Au fil des pages, tu évoques également des thèmes tels que la migration, la résilience, l’importance de la famille et la force que t’ont insufflée les épreuves de ton enfance passée à Beyrouth, pays alors en guerre. Dis-nous, est-ce que l’écriture t’a finalement permis de faire la paix avec ces «démons» de ton passé, et avec celui que tu as été?
«Probablement que cela y a contribué. Je ne pense pas qu’on puisse guérir entièrement d’une telle enfance, mais on peut mieux apprendre à vivre avec.»
«Ce livre m’a permis égoïstement de me replonger dans ma mémoire, et moi-même, et m’a aidé à comprendre certaines choses en les voyant prendre forme sur le papier. C’est la première fois que je fais cet exercice, d’autant plus que le regard et la perspective ne sont plus les mêmes à mon âge et dans mes chaussures de père.»
«Je me sens totalement en équilibre aujourd’hui avec tout cela, et je pense que l’écriture de ce livre a été un “moment angulaire” de mon introspection.»
Pour celles et ceux qui l’ignorent, à tes heures, tu es aussi amateur et collectionneur d’art contemporain. Même que tu œuvres depuis plusieurs années, à titre de conseiller, auprès de jeunes artistes peintres ou de jeunes galeristes, afin de les aider à mener à bien leur vision artistique. Dis-nous-en plus, on est curieux! Et, par hasard, as-tu d’autres talents cachés? Surprends-nous!

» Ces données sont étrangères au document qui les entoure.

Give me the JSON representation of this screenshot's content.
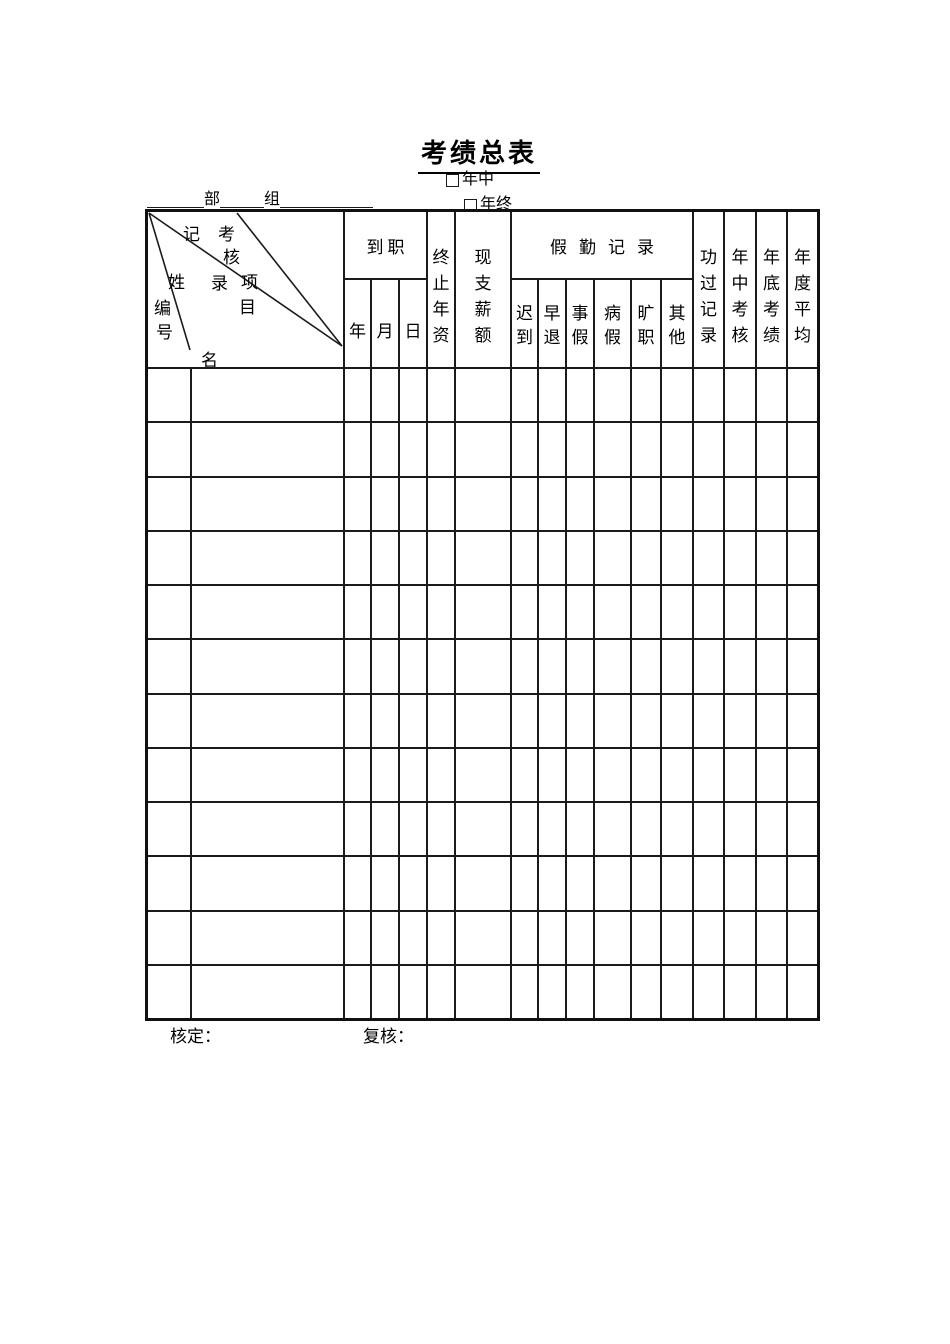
{
  "title": "考绩总表",
  "form_type": {
    "midyear": "年中",
    "yearend": "年终"
  },
  "dept_line": {
    "dept": "部",
    "group": "组"
  },
  "table": {
    "corner": {
      "number": "编号",
      "name": "姓名",
      "record": "记录",
      "items": "考核项目"
    },
    "header": {
      "onboard": "到职",
      "onboard_sub": [
        "年",
        "月",
        "日"
      ],
      "vertical_left": [
        "终止年资",
        "现支薪额"
      ],
      "attendance": "假勤记录",
      "attendance_sub": [
        "迟到",
        "早退",
        "事假",
        "病假",
        "旷职",
        "其他"
      ],
      "vertical_right": [
        "功过记录",
        "年中考核",
        "年底考绩",
        "年度平均"
      ]
    },
    "data_rows": 12
  },
  "footer": {
    "approve": "核定：",
    "review": "复核："
  }
}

«Oui, j’ai baigné dans l’art assez tôt, un peu sans m’en rendre compte, auprès de mes amis et collègues imprégnés par la culture hip-hop, surtout de l’art du graffiti. Ça a été mon premier contact avec l’art, bien sûr, mais aussi la revendication et l’appartenance.»
«C’est seulement quelques années plus tard que j’ai commencé à m’intéresser à l’art contemporain, puis effectivement, à jouer au médiateur entre les artistes et les marchands. C’est donc assez naturellement que, quelque quinze ans plus tard, je suis devenu à mon tour marchand pour être au plus près du changement qui s’opérait alors dans l’industrie.»
«Je pense humblement qu’il faut plus de sincérité et d’authenticité autour des artistes qui ont de plus en plus besoin de partager avec des personnes qui ont les mêmes références qu’eux, ainsi qu’une sensibilité commune.»
«L’art se transforme, et les façons de faire aussi, alors la Maison KEÏ AKAI s’inscrit dans cette voie-là, au carrefour des arts indépendants et libres.»